As ferramentas, no caso, referem-se a pedaços de rocha quartzito e arenito encontrados em locais conhecidos como sítios de quebra. Os animais frequentam esses lugares exclusivamente para ter acesso a esses martelos e bigornas. Os primeiros são batidos pelos macacos contra os alimentos, que ficam apoiados nas bigornas.
“Na Serra das Confusões, quando quebram frutos pequenos e menos resistentes, os macacos-prego usam ferramentas menores. Quando precisam abrir cocos maiores e duros, usam martelos grandes e pesados. Na Chapada dos Veadeiros, mesmo tendo variedade de ferramentas, eles usam as mais pesadas mesmo para alimentos mais frágeis”, conta o pesquisador.

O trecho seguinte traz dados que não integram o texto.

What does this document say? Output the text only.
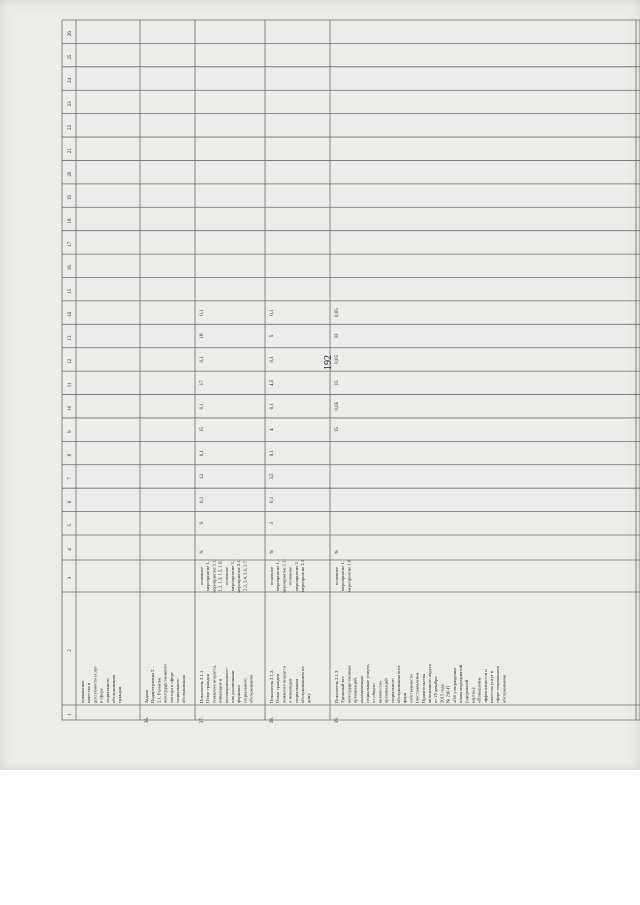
192
1
2
3
4
5
6
7
8
9
10
11
12
13
14
15
16
17
18
19
20
21
22
23
24
25
26
повышение качества и доступности услуг в сфере социального обслуживания граждан
36.
Задача Подпрограммы 2 – 2.1. Развитие негосударственного сектора в сфере социального обслуживания
37.
Показатель 2.1.1. Охват граждан пожилого возраста, инвалидов и несовершеннолет- них различными формами социального обслуживания
основное мероприятие 1, мероприятие 1.1, 1.2, 1.3, 1.5, 1.6; основное мероприятие 3, мероприятие 2.1, 2.2, 2.4, 2.6, 2.7
%
9
0,1
12
0,1
15
0,1
17
0,1
18
0,1
38.
Показатель 2.1.2. Охват граждан пожилого возраста и инвалидов социальным обслуживанием на дому
основное мероприятие 1, мероприятие 1.1; основное мероприятие 2, мероприятие 2.1
%
3
0,1
3,5
0,1
4
0,1
4,5
0,1
5
0,1
39.
Показатель 2.1.3. Удельный вес негосударственных организаций, оказывающих социальные услуги, от общего количества организаций социального обслуживания всех форм собственности (постановление Правительства автономного округа от 25 декабря 2015 года № 230-П «Об утверждении плана мероприятий («дорожной карты») «Повышение эффективности и качества услуг в сфере социального обслуживания
основное мероприятие 1, мероприятие 1.8
%
15
0,05
15
0,05
33
0,05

Não por acaso, foi na Chapada dos Veadeiros que os pesquisadores registraram o maior peso já levantado por macacos-prego. Um indivíduo desses pequenos primatas, que têm 3,5 quilos em média (machos adultos), foi filmado erguendo um martelo de 4,65 quilos. “São verdadeiros halterofilistas”, nota Falótico.
Medições
Os resultados são fruto de um trabalho minucioso. Nos três locais onde vivem as populações de macacos-prego estudadas foram documentados os alimentos mais encontrados nos sítios de quebra, como coco do babaçu, jatobá, castanha-de-caju e semente de maniçoba (um parente próximo da mandioca).
Foi documentada ainda a disponibilidade de pedras, além do tamanho e o peso das ferramentas encontradas. Com um aparelho especial, os pesquisadores mediram ainda a resistência de cada alimento encontrado. Por fim, observaram e filmaram como os macacos de cada uma das populações utilizavam as ferramentas com determinados alimentos.
“Esperávamos encontrar uma correlação muito direta entre o tamanho e peso da ferramenta e o alimento, mas a população da Chapada dos Veadeiros, que tem uma grande disponibilidade de rochas e poderia escolher maiores ou menores, usa predominantemente as maiores. Esse comportamento é provavelmente herdado dos antepassados, uma diferenciação cultural das outras populações”, afirma Falótico.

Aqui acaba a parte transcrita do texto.